6 of 182 comments (clear)

  1. Good! by Anonymous Coward · · Score: 5, Funny

    I was wondering where my pron collection would fit...

  2. Optical density, schmoptical schmensity! by OliWarner · · Score: 5, Insightful

    Supersnore. It's another year and another story about 1000-sublayer thick DVDs using multispectral lasers to fit ALL the DVDs on it. But how many of those make it to market? How robust is it? How much does that media cost?

    I've been reading stories like this for 20 years and I still get little-girl-meets-Bieber excited when I think about being able to back up to just one disk... But it never happens. Spinning rust remains the cheapest and most convenient mass-storage device.

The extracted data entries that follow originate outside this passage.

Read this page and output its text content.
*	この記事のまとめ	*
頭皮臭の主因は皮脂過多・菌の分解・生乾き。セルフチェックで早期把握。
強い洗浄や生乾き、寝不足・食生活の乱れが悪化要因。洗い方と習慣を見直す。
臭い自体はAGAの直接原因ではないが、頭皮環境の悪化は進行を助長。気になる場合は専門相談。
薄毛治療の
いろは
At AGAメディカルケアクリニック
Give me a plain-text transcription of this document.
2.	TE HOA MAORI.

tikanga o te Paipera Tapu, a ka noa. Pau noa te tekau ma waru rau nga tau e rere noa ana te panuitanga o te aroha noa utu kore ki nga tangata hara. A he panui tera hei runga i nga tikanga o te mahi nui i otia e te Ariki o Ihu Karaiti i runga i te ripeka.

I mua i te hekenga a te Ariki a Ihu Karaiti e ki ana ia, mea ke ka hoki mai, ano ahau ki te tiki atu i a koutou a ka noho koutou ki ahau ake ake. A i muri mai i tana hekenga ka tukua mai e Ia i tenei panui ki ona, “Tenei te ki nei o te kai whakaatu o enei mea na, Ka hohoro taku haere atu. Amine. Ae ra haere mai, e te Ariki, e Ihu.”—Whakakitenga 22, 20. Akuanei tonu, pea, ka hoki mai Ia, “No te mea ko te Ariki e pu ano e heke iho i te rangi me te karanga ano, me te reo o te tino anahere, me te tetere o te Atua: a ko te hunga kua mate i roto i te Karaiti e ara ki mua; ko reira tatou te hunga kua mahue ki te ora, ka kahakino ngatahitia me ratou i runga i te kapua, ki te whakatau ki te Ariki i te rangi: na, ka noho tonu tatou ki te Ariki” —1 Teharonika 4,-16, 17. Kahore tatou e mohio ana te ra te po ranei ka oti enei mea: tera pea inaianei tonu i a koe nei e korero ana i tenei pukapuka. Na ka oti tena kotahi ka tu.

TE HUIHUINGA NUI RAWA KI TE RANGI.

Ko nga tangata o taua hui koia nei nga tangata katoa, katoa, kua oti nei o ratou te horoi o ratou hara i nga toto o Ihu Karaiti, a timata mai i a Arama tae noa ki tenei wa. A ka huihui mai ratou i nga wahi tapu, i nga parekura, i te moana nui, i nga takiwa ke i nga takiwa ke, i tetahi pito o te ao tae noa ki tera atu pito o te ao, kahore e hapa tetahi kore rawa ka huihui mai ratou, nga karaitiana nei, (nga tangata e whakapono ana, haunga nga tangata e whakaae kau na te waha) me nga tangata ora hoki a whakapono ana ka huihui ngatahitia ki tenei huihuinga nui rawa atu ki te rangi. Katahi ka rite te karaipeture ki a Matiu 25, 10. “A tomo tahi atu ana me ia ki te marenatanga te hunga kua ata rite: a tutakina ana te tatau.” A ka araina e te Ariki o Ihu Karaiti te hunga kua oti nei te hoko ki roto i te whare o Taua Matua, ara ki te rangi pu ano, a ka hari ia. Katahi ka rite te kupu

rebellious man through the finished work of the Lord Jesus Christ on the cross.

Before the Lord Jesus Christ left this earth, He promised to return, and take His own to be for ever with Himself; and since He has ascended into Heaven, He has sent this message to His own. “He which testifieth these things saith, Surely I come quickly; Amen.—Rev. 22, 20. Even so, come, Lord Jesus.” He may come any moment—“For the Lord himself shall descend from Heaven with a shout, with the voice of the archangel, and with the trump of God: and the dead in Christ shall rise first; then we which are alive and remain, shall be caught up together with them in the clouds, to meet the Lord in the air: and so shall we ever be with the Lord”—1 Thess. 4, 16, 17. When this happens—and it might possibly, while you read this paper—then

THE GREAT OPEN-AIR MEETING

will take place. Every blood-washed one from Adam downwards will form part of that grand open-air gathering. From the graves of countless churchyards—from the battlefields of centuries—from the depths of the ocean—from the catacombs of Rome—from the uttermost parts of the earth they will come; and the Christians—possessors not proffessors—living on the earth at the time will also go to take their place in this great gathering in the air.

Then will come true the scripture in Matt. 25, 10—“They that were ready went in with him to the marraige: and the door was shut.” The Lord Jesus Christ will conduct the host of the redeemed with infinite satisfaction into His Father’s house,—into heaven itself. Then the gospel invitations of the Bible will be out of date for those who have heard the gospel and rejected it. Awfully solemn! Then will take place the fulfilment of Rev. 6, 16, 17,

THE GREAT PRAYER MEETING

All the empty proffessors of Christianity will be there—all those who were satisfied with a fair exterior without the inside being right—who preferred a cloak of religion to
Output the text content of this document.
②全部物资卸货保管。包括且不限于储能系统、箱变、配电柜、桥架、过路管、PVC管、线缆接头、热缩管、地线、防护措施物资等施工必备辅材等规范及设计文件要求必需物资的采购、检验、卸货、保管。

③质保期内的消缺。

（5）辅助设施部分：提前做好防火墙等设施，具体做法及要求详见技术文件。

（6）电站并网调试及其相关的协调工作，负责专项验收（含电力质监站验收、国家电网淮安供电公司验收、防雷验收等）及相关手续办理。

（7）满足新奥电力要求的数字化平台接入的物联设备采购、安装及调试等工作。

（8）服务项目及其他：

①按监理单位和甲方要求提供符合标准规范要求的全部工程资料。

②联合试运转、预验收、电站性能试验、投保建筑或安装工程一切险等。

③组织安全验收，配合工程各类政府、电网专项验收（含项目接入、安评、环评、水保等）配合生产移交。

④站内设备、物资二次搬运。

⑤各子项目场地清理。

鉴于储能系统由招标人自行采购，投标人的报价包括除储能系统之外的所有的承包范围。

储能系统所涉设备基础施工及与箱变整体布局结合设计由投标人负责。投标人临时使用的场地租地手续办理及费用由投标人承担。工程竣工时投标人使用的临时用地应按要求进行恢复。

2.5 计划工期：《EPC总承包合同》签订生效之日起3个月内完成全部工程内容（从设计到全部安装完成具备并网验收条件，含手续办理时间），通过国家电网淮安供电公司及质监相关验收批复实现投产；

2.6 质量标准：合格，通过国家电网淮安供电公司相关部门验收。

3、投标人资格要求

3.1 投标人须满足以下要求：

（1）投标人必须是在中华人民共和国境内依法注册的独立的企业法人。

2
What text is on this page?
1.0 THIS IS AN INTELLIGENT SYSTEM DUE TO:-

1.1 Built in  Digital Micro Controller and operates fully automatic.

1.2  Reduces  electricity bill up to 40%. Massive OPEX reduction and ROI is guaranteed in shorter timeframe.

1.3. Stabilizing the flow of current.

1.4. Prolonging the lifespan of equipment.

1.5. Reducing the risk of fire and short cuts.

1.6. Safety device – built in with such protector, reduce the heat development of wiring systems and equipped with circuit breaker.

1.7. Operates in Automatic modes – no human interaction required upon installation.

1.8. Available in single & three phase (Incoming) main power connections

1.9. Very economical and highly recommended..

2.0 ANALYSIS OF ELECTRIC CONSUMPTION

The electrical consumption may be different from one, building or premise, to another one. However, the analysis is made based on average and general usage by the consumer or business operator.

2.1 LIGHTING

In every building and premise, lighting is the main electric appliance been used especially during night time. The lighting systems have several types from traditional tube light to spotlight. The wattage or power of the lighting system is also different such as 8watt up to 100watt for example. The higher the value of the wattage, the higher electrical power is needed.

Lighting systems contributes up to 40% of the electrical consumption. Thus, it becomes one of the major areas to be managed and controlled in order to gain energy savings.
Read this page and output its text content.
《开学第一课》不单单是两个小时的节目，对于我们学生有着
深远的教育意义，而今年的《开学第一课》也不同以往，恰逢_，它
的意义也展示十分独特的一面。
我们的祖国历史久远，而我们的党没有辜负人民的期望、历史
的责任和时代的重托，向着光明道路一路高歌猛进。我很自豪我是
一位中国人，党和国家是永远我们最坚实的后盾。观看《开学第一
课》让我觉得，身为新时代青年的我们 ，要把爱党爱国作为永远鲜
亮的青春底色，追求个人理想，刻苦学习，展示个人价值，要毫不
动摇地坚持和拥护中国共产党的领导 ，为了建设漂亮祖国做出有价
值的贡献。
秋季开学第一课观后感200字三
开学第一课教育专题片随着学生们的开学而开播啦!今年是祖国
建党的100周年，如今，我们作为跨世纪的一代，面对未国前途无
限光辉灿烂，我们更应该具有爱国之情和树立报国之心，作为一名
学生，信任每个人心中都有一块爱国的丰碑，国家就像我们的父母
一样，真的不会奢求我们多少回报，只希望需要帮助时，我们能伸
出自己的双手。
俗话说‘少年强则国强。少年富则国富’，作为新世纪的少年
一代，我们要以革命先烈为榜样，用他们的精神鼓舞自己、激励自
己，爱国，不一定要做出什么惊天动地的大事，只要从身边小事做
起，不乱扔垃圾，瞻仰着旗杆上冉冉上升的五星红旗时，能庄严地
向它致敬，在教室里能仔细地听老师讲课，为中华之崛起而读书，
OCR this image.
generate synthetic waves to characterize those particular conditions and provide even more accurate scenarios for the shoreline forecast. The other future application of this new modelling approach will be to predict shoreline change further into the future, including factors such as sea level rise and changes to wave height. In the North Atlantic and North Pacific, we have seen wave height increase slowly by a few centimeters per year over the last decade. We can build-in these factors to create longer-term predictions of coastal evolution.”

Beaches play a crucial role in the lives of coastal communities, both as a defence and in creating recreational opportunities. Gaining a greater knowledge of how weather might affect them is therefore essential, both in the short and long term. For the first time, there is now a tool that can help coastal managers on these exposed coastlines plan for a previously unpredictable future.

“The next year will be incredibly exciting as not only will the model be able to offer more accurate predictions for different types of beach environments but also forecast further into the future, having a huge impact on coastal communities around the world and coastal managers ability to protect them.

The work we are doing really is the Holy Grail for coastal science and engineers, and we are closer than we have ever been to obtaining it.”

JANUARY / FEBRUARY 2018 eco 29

  3. at an OPTIMISITC writing speed of 1GB/sec by etash · · Score: 5, Insightful

    it will take about 1million seconds to fill it or about 11.5 days

    1. Re:at an OPTIMISITC writing speed of 1GB/sec by TheRaven64 · · Score: 5, Insightful

      If I had an optical disk that had that kind of write speed and sufficiently cheap media, I'd use it with a log-structured filesystem. The real data would be on some other media, and the optical disk would record every transaction. When the disk filled up, I'd pop a new one in, have it write a complete snapshot (about 40 minutes for a 2TB NAS, and I could probably buffer any changes in that period to disk / flash) and then go back to log mode. Each disk would then be a backup that would be able to restore my filesystem to any point in the period. Actually, given my average disk writes, one of these disks would store everything I write to disk for about 200 years, so it would probably want more regular snapshots or the restore time of playing back the entire journal would be too long. Effectively, the append-only storage system becomes your authoritative data store and the hard disks and flash just become caches for better random access.

      The problem, of course, is the 'sufficiently cheap media' part. When CDs were introduced, I had a 40MB hard drive and the 650MB hard disk was enough for every conceivable backup. When CD-Rs were cheap, I had a 5GB hard drive and a CD was just about big enough for my home directory, if I trimmed it a bit. When DVDs were introduced, I had a 20GB hard drive and a 4.5GB layer was just about enough for my home directory. When DVD-Rs were cheap, I had an 80GB hard drive in my laptop, and 4.5GB was nowhere near enough. Now, the 25GB on an affordable BD-R is under 10% of my laptop's flash and laughable compared to the 4TB in my NAS.

      If they can get it to market when personal storage is still in the tens of TBs range, then it's interesting.

      --
      I am TheRaven on Soylent News
  4. Wonderful by Chrisq · · Score: 5, Funny

    Now our politicians and bankers can leave even more customer information on a train.

  5. Great news for ASICS by Anonymous Coward · · Score: 5, Insightful

    This is great news for ASICS. Maskless direct write is the holy grail for this. Most of the cost of IC making now lies in the mask set and cost 10's of millions of dollars for a top line chip. There are ways to 'double up' mask steps into one reticule to save money on medium volume ICs and small volume has to be done on MultiProjectWafers.
    Direct write is slow but with a multiple beam setup that can be speeded up. I'm thinking what Mapper Technology is trying to do with e-beam.